Though they were often classified as jangle pop -- grouped in with other bands of their era like R.E.M., the dBs, and the Feelies
-- in their early days the Neats
did not so much jangle with their clean guitars as they created ebbing and flowing squalls and cascades of strumming. Their use of minor keys and chiming single-string guitar lines, as well as their long musical interludes consisting of multiple climaxes and single-chord droning -- shying away from straight guitar soloing -- had more in common with British act Echo & the Bunnymen as well as paisley underground groups like Dream Syndicate and New Zealand bands on the Flying Nun label like the Verlaines and the Clean.

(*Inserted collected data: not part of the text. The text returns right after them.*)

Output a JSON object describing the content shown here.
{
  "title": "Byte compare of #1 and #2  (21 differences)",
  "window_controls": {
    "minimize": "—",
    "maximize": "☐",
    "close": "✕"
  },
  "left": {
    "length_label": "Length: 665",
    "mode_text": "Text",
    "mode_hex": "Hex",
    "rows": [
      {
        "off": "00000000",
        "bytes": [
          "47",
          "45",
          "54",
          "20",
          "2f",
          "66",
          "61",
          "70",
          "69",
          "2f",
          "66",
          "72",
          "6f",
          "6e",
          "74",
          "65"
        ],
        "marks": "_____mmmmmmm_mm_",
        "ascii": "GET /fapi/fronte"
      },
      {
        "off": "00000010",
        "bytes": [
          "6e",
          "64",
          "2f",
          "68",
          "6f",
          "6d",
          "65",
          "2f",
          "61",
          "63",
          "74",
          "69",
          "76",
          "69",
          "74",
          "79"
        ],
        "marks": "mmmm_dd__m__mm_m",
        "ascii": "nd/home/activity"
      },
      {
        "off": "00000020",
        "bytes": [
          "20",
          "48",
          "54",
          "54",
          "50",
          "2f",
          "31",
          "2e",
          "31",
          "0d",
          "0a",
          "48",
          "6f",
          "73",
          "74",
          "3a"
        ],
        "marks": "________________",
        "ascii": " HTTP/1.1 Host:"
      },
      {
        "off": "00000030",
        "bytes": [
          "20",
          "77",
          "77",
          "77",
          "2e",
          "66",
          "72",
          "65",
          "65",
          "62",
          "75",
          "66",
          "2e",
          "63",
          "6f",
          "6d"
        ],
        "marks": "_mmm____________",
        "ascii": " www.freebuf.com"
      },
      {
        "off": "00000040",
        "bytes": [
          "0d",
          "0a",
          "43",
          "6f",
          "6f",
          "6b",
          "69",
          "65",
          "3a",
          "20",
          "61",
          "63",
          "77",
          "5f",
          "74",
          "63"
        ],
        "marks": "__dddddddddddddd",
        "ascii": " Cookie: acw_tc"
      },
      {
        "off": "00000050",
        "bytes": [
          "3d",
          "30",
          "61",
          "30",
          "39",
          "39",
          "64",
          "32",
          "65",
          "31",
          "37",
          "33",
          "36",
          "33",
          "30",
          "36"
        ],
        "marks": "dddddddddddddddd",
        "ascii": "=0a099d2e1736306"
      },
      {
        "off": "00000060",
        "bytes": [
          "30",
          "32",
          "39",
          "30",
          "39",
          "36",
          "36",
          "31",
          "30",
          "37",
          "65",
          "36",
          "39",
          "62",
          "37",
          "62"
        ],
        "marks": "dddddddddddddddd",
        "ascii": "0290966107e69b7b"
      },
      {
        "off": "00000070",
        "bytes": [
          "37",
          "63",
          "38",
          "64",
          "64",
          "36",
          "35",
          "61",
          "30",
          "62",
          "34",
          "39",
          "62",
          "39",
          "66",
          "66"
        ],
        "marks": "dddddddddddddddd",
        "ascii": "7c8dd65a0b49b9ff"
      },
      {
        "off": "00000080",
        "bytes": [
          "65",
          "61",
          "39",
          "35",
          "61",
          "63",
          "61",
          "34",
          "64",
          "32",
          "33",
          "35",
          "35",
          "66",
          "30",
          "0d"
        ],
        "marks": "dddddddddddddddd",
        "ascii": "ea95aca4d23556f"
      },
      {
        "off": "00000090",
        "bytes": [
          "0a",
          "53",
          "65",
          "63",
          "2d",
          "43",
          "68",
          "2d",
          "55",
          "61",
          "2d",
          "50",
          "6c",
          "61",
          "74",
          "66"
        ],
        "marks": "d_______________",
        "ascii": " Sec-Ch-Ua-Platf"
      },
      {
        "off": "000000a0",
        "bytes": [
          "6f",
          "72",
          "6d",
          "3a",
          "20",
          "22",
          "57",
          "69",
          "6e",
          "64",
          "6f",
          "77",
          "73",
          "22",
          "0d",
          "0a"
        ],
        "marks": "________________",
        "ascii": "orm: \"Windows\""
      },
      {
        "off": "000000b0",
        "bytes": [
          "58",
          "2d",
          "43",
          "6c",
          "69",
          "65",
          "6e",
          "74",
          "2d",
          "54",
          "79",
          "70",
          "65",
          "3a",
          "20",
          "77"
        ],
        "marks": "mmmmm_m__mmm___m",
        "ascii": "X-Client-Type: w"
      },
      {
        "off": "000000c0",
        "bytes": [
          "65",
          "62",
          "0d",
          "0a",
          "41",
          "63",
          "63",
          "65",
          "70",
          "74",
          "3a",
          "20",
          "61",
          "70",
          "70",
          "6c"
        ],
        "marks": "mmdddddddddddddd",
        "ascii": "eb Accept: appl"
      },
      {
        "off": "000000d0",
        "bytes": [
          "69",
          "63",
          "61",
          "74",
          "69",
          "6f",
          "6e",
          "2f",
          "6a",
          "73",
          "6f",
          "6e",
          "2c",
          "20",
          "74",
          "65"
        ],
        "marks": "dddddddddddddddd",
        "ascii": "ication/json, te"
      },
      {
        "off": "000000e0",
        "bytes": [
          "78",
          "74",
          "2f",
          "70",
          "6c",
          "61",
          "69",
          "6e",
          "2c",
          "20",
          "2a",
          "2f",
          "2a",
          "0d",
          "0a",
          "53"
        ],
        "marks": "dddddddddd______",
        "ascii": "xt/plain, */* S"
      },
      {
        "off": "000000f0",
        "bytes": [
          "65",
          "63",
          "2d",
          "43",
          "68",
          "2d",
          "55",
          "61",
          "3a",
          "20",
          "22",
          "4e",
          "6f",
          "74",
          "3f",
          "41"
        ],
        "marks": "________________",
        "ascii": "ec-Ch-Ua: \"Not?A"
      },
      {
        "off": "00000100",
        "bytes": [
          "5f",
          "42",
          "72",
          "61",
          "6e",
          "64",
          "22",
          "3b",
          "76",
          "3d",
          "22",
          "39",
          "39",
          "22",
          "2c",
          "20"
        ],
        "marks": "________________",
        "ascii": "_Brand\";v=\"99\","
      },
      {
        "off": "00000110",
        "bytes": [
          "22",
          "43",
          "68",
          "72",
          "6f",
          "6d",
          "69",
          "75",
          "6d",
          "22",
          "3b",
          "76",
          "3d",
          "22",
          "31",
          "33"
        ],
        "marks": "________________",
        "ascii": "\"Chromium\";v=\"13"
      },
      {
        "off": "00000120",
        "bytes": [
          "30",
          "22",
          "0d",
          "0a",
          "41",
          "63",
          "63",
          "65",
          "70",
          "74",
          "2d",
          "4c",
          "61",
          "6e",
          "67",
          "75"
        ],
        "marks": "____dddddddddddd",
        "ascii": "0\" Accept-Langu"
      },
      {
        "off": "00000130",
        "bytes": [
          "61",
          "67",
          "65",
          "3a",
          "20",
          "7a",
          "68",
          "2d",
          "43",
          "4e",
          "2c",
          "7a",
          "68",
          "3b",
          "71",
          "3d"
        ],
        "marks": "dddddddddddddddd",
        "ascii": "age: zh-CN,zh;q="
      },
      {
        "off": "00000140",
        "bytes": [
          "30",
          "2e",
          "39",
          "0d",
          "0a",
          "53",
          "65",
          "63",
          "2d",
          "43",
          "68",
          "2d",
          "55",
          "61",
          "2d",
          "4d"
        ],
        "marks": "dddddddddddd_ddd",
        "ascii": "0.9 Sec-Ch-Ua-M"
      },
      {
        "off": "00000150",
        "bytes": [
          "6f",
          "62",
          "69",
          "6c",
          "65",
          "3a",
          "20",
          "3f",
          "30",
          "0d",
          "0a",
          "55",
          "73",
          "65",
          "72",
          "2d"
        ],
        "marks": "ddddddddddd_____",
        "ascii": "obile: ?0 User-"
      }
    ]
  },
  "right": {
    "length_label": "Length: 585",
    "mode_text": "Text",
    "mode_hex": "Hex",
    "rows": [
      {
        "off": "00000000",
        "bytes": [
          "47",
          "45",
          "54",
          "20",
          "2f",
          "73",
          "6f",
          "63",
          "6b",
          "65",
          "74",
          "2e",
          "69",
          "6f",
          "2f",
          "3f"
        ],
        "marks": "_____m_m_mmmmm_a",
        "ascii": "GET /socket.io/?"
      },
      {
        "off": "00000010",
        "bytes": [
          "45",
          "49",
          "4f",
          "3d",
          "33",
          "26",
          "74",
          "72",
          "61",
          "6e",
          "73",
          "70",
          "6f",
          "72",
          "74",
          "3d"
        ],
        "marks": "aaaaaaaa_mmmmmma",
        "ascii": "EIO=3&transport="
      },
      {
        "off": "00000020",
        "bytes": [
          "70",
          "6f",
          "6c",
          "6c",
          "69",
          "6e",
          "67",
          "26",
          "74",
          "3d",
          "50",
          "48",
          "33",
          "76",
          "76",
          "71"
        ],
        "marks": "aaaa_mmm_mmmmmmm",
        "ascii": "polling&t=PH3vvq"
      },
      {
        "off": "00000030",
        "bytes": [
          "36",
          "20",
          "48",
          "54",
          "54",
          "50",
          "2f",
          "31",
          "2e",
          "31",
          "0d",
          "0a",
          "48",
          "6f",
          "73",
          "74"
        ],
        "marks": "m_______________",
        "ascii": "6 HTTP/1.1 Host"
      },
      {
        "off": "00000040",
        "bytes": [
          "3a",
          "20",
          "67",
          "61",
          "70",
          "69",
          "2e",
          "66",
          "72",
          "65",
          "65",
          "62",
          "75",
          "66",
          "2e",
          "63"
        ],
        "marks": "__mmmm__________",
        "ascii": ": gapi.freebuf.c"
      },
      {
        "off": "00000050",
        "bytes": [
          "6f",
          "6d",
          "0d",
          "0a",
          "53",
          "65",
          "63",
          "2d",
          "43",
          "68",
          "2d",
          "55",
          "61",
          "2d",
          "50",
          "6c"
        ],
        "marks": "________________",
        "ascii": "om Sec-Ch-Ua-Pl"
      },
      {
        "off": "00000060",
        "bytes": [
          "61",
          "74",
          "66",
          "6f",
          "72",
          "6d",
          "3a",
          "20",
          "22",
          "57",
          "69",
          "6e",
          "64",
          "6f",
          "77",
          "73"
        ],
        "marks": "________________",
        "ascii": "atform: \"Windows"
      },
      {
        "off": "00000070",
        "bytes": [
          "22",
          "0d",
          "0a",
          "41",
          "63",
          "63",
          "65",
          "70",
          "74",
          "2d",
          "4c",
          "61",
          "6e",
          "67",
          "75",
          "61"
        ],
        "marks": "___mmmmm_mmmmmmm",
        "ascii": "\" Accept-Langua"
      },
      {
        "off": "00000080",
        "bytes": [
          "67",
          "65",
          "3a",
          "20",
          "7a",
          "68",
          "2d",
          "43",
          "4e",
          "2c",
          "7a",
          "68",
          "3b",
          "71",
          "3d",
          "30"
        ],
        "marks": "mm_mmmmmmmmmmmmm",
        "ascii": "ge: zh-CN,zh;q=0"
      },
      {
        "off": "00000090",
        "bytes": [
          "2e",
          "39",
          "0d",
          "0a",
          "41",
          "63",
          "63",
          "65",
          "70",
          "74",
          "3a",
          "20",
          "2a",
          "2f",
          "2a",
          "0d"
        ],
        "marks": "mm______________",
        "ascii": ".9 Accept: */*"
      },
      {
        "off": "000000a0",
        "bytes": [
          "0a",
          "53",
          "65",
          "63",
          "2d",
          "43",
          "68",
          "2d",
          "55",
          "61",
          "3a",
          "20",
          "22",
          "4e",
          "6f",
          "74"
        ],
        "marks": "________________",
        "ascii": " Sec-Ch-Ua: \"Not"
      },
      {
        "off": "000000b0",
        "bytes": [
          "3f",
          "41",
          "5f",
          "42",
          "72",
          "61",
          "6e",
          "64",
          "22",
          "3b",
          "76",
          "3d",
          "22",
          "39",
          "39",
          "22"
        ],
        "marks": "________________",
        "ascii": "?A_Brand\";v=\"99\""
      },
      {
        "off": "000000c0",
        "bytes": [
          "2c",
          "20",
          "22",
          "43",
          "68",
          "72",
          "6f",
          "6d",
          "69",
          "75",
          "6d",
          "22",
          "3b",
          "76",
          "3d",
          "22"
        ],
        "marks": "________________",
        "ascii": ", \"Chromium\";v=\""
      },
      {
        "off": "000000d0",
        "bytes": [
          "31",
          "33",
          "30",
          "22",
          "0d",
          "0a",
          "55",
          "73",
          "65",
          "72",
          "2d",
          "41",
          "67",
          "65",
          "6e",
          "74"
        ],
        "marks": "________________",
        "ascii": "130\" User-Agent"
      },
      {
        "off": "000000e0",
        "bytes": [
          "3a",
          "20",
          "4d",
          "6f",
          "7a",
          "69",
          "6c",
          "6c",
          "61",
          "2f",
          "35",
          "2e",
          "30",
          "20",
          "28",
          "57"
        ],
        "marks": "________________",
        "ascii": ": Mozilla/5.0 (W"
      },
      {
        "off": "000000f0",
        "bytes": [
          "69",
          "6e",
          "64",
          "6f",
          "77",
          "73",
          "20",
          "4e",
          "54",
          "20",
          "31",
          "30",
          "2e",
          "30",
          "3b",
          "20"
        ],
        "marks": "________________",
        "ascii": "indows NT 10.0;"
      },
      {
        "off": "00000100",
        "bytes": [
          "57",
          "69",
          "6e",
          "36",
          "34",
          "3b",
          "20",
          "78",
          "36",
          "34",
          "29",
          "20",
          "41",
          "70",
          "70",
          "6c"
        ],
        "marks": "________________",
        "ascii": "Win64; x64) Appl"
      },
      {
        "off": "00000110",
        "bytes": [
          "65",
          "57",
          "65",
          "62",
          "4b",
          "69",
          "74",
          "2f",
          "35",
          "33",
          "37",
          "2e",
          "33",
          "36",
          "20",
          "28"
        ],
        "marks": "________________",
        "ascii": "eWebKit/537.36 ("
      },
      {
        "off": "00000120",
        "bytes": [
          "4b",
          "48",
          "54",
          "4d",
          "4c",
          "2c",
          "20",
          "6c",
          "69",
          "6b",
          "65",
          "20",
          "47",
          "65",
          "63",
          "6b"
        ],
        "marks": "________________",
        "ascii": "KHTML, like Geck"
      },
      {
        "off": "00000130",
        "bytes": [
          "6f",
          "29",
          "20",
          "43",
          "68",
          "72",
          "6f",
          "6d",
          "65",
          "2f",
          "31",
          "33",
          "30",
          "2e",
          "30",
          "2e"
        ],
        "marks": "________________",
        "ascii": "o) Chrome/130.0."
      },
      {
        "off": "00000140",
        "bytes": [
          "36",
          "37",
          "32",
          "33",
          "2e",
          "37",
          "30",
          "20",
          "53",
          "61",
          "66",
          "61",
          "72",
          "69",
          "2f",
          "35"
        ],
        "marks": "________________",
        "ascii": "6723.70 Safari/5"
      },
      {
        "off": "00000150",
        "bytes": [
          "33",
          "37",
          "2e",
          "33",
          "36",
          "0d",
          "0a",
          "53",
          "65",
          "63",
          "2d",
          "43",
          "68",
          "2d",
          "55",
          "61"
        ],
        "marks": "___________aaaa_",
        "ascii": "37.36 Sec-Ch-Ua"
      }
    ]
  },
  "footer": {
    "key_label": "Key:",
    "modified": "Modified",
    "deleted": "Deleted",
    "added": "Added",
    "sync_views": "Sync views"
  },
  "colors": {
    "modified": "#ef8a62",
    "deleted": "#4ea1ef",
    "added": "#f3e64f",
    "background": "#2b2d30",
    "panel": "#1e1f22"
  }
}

The Neats
were closely identified with Boston's college rock scene, and their junior English lit. student sense of brooding is akin to the reverence their contemporaries in Echo & the Bunnymen had for romantic poets and Leonard Cohen. The Neats (1983) was the first full-length album from the band. Produced by Rick Harte for his Ace of Hearts label, there is a distinct mid-'60s garage feel to the recording, though not as directly garage rock as their labelmates the Lyres. The Neats
show flashes of the more Baroque sounds of groups like the Left Banke, and even a little of the reverb-y blues of the early Rolling Stones; "Do the Things" even features a blues harp rave-up, and one can detect a bit of "Paint It Black" in the album's closer, "Water," which -- as with "A.B.D." (Another Broken Dream) and "Caraboo" -- reaches another droning climax. But the standout tracks are songs like the opening "Sad," "Now You Know," and "Ghost," folky pop songs with a certain melancholy tinge. Though the album as a whole could be called dark, these songs are more personal sounding, with a bit of the self-pity and sensitive-guy sorrow that always finds an audience with literature and art students. Fans of Belle & Sebastian would be well-advised to try to track down this album for a bit of precedence. "Sweeping sideways through the sidewalks in my mind/Making thoughts of how to say goodbye/Things that made me think once made me think two times/If you don't know how or I know why," sings Eric Martin
in "Now You Know," a song that sounds like a link in the same Boston music chain that joined Mission of Burma and Moving Targets, and could very well have been a Hüsker Dü song if played with blazing instead of chiming clean guitars. The same goes for the cold and alienated loneliness of "Sad": "All alone almost every day/And though she hopes it's only for a while/And when you look at her she seems so far away/Hiding all her secrets with a smile/And if you know the truth she holds far away and hardly real/I think I can understand 'cause I know how it feels/To be sad." Martin was capable of some sharply evocative images, as with "Ghost": "Look through me 'cause I'm the past/Something in a photograph/Look through me and watch me fade/As you turn another page/Now and then can never rhyme/I'll stay away all the time." The melody and chorus of this song is actually quite similar to something the early Go-Go's would have done -- though it is likely the girl group would not have sounded so ruminative.